Reference is hereby made to select provisions of the Series A Preferred Stock set forth on the reverse hereof, and to the Certificate of Designations, which select provisions and the Certificate of Designations shall for all purposes have the same effect as if set forth at this place.

Upon receipt of this certificate, the Holder is bound by the Certificate of Designations and is entitled to the benefits thereunder.

Unless the Registrar has properly countersigned, these shares of Series A Preferred Stock shall not be entitled to any benefit under the Certificate of Designations or be valid or obligatory for any purpose.

IN WITNESS WHEREOF, this certificate has been executed on behalf of the Company by its [Title] and by its [Title] this              day of                     ,         .

 

STIFEL FINANCIAL CORP.

By:

 

 

Name:

 

Title:

 

 

By:

 

 

Name:

 

Title:

 

Series A

 

 

 

REGISTRAR’S COUNTERSIGNATURE

These are shares of Series A Preferred Stock referred to in the within-mentioned Certificate of Designations.

Dated:

COMPUTERSHARE TRUST COMPANY, N.A., as Registrar

 

By:

 

 

Name:

 

Title:

 

Series A

 

 

 

REVERSE OF CERTIFICATE


Dividends on each share of Series A Preferred Stock shall be payable at the rate provided in the Certificate of Designations.

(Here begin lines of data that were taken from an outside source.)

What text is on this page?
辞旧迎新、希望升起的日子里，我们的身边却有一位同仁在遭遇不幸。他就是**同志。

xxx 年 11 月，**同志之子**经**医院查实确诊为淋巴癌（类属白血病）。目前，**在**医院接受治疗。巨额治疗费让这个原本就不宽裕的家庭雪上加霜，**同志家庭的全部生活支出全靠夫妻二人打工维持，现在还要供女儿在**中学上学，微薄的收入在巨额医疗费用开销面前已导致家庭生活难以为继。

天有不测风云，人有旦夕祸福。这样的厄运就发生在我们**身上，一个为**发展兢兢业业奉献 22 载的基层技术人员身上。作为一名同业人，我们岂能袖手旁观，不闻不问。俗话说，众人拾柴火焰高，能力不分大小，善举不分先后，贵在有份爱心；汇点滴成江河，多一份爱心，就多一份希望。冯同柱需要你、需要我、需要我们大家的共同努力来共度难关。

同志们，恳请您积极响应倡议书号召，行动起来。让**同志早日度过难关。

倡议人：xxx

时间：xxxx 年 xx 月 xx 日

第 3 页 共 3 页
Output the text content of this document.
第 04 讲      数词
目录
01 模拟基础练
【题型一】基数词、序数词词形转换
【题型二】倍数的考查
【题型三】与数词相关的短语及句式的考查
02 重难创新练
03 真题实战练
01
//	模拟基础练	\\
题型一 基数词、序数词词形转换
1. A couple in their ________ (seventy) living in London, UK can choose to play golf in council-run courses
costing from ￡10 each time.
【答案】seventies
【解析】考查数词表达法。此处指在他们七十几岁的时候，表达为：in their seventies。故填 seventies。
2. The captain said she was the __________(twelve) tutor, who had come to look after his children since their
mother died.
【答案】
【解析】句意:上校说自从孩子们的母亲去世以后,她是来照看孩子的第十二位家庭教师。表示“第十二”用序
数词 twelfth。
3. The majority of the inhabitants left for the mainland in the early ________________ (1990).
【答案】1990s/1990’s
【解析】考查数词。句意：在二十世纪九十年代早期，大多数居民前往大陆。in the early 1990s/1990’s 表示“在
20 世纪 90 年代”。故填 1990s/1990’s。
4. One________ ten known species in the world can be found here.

The shares of Series A Preferred Stock shall be redeemable at the option of the Company in the manner and in accordance with the terms set forth in the Certificate of Designations.

The Company shall furnish without charge to each holder who so requests the powers, designations, preferences and relative, participating, optional or other special rights of each class or Series of share capital issued by the Company and the qualifications, limitations or restrictions of such preferences and/or rights.

ASSIGNMENT

FOR VALUE RECEIVED, the undersigned assigns and transfers the shares of Series A Preferred Stock evidenced hereby to:

 

   
   
(Insert assignee’s social security or taxpayer identification number, if any)
   
   
(Insert address and zip code of assignee)  
and irrevocably appoints:  
   
   
as agent to transfer the shares of Series A Preferred Stock evidenced hereby on the books of the Transfer Agent. The agent may substitute another to act for him or her.
Date:  
Signature:  
   
(Sign exactly as your name appears on the other side of this Certificate)
Signature Guarantee:                                                                                                            

(Signature must be guaranteed by an “eligible guarantor institution” that is a bank, stockbroker, savings and loan association or credit union meeting the requirements of the Transfer Agent, which requirements include membership or participation in the Securities Transfer Agents Medallion Program (“STAMP”) or such other “signature guarantee program” as may be determined by the Transfer Agent in addition to, or in substitution for, STAMP, all in accordance with the Securities Exchange Act of 1934, as amended.)